Not all of the short- or long-term changes in neuronal (or glial) RNA and protein levels in response to environmental stimuli are due to epigenetic regulation of the corresponding gene promoters, with plenty of other regulatory mechanisms involved. One such mechanism that has recently moved to the forefront of the field is micro- and other small RNA-mediated post-transcriptional control of messenger RNA stability and protein translation. These important topics are represented by three papers in this issue. O’Carroll and Schaefer (2012) offer a timely overview on the principles of microRNA-mediated regulation of the brain’s transcriptome, including specific examples of microRNA–target RNA interactions implicated in normal brain development or in various neuropsychiatric illnesses. Jonkman and Kenny (2012) review how cocaine exposure in the brain’s reward circuitry affects microRNA-mediated modulation of key transcriptional activators and repressors such as cAMP response element binding protein and methyl-CpG binding protein 2, and how these molecular adaptations in turn influence addiction-related behaviors in animal models. Hwang et al (2012) nicely dissect the molecular pathophysiology of neuronal cell death associated with ischemic stroke and epilepsy, and highlight a complex, multilayered process that involves the RE-1 silencing and transcription factor (REST), repressive chromatin remodeling at the site of target genes, and multiple microRNAs (including REST-sensitive microRNAs).

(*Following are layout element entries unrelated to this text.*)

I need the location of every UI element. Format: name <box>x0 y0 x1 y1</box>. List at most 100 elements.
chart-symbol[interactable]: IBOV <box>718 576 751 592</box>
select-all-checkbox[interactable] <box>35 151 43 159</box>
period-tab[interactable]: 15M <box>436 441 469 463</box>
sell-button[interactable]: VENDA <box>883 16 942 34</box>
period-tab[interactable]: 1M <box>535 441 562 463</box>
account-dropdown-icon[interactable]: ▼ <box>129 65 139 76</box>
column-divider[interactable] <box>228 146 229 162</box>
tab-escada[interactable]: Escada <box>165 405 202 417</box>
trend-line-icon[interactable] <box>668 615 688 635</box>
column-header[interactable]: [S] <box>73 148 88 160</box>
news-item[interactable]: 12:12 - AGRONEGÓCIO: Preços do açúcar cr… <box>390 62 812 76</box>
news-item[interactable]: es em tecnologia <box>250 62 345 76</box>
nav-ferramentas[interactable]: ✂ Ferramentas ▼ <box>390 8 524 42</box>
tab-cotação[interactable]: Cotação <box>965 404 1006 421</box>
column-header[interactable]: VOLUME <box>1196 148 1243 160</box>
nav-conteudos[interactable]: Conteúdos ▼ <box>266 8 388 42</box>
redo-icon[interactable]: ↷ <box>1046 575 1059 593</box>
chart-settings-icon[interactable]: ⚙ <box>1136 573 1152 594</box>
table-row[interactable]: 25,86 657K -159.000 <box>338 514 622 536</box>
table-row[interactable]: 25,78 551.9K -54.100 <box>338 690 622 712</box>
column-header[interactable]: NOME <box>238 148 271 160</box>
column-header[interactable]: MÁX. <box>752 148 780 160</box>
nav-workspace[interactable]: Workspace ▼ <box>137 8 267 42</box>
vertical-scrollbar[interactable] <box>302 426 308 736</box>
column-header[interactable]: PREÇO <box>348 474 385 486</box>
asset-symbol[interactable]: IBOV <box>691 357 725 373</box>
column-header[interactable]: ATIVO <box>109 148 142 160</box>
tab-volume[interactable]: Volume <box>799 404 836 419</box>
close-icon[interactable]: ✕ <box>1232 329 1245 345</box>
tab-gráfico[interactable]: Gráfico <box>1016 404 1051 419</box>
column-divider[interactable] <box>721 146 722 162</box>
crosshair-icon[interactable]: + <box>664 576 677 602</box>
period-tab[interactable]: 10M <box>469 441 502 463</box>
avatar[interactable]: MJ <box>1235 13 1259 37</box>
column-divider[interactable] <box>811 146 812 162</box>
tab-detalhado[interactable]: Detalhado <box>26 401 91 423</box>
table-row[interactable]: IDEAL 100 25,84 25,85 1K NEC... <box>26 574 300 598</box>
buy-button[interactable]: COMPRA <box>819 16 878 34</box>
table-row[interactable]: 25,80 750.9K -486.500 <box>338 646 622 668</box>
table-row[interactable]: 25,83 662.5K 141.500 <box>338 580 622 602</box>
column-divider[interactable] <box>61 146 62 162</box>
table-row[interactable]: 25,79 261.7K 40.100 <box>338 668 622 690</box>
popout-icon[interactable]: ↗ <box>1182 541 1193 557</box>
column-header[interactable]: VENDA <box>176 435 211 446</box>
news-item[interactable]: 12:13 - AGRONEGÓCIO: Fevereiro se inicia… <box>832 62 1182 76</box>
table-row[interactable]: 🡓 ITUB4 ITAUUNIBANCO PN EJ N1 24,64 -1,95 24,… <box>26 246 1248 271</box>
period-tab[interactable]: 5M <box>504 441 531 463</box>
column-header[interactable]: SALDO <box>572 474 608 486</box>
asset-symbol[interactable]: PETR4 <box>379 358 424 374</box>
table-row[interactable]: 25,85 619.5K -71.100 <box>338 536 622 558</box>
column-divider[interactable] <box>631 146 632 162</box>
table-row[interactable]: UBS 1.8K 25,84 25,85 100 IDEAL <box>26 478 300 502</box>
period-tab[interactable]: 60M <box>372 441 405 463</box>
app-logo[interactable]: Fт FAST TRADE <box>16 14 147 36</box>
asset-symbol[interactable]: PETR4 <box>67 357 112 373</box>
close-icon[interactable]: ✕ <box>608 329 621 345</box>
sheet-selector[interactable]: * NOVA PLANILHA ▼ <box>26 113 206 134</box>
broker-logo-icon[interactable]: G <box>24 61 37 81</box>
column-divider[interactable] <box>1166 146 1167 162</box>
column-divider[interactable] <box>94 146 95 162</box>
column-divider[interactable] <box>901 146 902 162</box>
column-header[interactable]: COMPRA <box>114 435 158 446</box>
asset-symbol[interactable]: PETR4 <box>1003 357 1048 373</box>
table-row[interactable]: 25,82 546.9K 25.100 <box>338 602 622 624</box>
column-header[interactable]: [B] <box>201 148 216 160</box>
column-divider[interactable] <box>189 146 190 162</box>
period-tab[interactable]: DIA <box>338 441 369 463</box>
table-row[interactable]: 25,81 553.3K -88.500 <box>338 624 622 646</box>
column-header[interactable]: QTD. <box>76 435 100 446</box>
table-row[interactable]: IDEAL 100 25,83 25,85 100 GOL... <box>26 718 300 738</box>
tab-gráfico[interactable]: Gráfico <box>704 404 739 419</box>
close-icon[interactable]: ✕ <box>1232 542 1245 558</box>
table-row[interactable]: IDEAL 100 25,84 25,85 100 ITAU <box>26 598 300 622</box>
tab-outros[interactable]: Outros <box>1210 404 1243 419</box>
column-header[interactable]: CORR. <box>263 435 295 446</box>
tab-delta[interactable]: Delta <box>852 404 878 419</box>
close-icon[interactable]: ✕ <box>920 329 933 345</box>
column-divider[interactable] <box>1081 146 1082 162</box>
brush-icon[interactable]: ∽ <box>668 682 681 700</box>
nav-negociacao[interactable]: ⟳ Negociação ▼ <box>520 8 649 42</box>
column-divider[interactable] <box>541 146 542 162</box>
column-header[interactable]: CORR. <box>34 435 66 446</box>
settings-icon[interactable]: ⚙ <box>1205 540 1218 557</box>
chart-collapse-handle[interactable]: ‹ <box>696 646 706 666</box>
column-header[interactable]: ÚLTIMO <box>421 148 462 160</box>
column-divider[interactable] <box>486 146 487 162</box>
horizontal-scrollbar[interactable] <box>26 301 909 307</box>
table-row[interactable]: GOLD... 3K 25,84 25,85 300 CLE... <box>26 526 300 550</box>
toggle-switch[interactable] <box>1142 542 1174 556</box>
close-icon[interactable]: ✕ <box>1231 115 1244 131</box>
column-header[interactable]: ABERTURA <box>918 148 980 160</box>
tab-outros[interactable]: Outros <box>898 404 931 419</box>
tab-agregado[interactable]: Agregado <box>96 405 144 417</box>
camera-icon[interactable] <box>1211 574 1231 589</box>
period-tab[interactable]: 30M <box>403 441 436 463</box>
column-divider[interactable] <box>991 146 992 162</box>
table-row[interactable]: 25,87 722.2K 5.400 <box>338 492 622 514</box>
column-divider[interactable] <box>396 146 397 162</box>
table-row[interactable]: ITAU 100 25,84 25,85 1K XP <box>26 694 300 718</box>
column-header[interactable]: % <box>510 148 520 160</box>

Although the aforementioned reviews are mostly focused on environment-, drug-, or disease-mediated mechanisms affecting epigenetic-mediated transcriptional and post-transcriptional regulation in postnatal and adult brain, Bohacek and Mansuy (2012) discuss the extremely interesting (and at least from the viewpoint of brain disorders), relatively novel and provocative concept of epigenetic inheritance. Evidence from human and animal studies not only point to lasting effects of early prenatal stress on brain function and behavior in adult offspring, but there is intriguing evidence that not only environmental toxins, but also diet and even environmental enrichment, may mediate phenotypic variations in the offspring via germline transmission, by mechanisms that again may involve DNA methylation/histone modifications or small RNAs.

The rapid and exciting pace of new discoveries in the field of neuroepigenetics also radiate through the various ‘hot topic’ articles that conclude the 2013 issue of Neuropsychopharmacology Reviews. We, in our function as volume editors, had the special privilege to work with an extremely competent and skilled group of colleagues, including Gwenn Smith, Peter Kalivas, William Carlezon, and James Meador-Woodruff. We are also grateful for outstanding editorial assistance first by Diane Drexler and more recently by Natalie Marler.